Il “micro-villaggio”, che comprende la casa e lo studio dell’artista Lisa Starr, abitazioni per visitatori e spazi comuni (servizi e cucina), è realizzato attraverso la tecnica del Superadobe ideata dall'architetto Nader Khalili e dall’istituto Cal-Earth. La tecnologia contempla l’utilizzo della terra battuta raccolta in sacchi di juta o prolipropilene per realizzare costruzioni – generalmente con volume a cupola - a basso impatto ambientale, basso costo e di veloce realizzazione, anche per soddisfare esigenze abitative in situazioni emergenziali. Una soluzione che bene si adatta alla zona sismica della California e allo spirito del deserto diventando quasi un elemento naturalmente integrato nel paesaggio: qui benessere microclimatico e confort abitativo sono garantiti dall’inerzia dei materiali naturali - calcestruzzo e terra degli involucri – e l’atmosfera rustica ma accogliente rivela una profonda sintonia con la natura.
Una fattoria abbandonata è stata recuperata e trasformata in un accattivante luogo di villeggiatura tra la terra rossa e le montagne del deserto. Le due strutture – di cui una ricostruita dal sedime di un edificio risalente agli anni ‘50 e una nuova – sono rivestite esternamente in acciaio cortén, un materiale caldo e ruvido che nella sua ossidazione ricorda i toni del deserto circostante e internamente in compensato, evocando uno spazio semplice ma confortevole. I due edifici sono collegati da una piattaforma in legno con vasca da bagno all'aperto costituita da un serbatoio in metallo galvanizzato, più comunemente usato per abbeverare il bestiame. La cabina più grande ospita al piano terra una zona giorno con cucina, servizi ed un soppalco con camera da letto; la cabina più piccola comprende al livello inferiore un magazzino e sul soppalco una camera da letto a cielo aperto, per dormire sotto il cielo stellato del Joshua Tree.
Un fiore che sboccia nel deserto. Così appare questa scultorea struttura, composta da 14 container disposti con angolazioni differenti che ospitano ciascuno una funzione diversa: in circa 200 mq si distribuiscono cucina, soggiorno, studio, tre camere da letto, tre bagni e una spaziosa terrazza. I volumi puri dal bianco abbacinante si aprono in testata con ampie vetrate che offrono viste spettacolari sul paesaggio. All’interno, le tonalità chiare, punteggiate da solo qualche segno cromatico negli eleganti elementi d’arredo, favoriscono la luminosità degli ambienti. L’edificio è progettato all’insegna dell’eco - sostenibilità: i pannelli solari in copertura consentono di soddisfare autonomamente il fabbisogno energetico di tutto l’edificio.
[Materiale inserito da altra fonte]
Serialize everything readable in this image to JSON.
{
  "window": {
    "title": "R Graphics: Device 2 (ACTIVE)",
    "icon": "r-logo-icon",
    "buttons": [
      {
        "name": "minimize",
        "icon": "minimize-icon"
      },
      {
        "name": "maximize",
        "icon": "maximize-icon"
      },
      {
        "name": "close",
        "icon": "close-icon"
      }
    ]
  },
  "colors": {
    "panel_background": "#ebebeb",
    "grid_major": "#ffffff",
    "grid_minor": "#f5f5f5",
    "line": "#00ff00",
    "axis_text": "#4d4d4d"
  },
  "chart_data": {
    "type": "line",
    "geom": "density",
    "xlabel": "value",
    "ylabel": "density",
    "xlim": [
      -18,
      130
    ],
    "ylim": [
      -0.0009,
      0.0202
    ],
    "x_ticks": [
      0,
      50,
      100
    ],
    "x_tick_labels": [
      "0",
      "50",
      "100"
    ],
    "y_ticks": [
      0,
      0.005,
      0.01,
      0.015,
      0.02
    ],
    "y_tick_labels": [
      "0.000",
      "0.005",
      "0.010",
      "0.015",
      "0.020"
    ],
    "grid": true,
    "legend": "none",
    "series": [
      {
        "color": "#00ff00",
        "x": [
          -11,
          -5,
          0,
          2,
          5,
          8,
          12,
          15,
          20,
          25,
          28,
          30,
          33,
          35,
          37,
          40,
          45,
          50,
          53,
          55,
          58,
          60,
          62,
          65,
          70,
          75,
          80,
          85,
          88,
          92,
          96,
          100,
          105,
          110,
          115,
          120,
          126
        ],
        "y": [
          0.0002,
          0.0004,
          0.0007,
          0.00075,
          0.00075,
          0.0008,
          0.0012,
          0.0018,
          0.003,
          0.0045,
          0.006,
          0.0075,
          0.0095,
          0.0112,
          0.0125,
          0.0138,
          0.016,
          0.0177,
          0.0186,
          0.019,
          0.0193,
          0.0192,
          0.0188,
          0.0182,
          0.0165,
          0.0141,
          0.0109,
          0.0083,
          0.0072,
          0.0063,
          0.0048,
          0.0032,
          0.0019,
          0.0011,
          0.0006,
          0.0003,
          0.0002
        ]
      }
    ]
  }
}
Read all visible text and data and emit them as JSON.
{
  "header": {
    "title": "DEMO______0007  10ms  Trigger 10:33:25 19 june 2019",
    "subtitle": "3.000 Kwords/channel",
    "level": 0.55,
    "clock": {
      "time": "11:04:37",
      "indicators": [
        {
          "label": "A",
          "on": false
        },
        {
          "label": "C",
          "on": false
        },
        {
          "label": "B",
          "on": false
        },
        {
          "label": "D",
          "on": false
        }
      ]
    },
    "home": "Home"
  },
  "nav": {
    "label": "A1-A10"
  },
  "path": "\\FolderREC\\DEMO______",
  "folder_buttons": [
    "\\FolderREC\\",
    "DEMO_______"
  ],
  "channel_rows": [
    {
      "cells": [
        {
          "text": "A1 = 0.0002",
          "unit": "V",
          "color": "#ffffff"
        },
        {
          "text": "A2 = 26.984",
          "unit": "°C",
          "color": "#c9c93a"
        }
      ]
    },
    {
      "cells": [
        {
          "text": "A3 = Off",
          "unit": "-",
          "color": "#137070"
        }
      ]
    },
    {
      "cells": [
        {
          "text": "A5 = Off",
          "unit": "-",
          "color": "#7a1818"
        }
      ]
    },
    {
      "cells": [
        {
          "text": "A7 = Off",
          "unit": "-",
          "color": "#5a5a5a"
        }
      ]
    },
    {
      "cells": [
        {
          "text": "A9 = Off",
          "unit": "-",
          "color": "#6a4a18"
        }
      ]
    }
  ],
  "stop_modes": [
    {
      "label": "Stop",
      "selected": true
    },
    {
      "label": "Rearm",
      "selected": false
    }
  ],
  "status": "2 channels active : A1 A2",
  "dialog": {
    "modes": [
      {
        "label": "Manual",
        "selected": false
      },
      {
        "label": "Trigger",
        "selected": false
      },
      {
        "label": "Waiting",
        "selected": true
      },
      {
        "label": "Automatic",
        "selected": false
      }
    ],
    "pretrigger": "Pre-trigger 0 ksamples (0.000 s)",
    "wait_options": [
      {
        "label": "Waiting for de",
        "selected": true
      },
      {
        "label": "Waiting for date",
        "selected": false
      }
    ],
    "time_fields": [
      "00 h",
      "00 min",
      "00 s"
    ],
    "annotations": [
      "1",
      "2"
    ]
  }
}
La residenza, ideata dal produttore hollywoodiano Chris Hanley insieme al designer Thomas Osinski, ricalca a tutti gli effetti le ispirazioni del suo creatore appassionato di arte e architettura che, animato da una sensibilità filmica, ha concepito una casa come uno schermo su cui proiettare la sfolgorante bellezza del Joshua Tree National Park. La casa è un vero e proprio grattacielo adagiato in orizzontale sul terreno, con uno scheletro strutturale in acciaio e un involucro esterno in lastre di vetro temperato riflettente. Gli interni sembrano un set cinematografico: i circa 500 mq del piano terra sono articolati attorno ad una piscina indoor di 30 m di lunghezza che termina da una parte con un muro per la proiezione di film, dall’altra con una cucina attrezzata per il catering. Al piano superiore, si collocano una generosa zona pranzo in collegamento visivo con il paesaggio e le quattro stanze da letto. Un monolite che si mimetizza nel territorio ma che non scompare come un miraggio.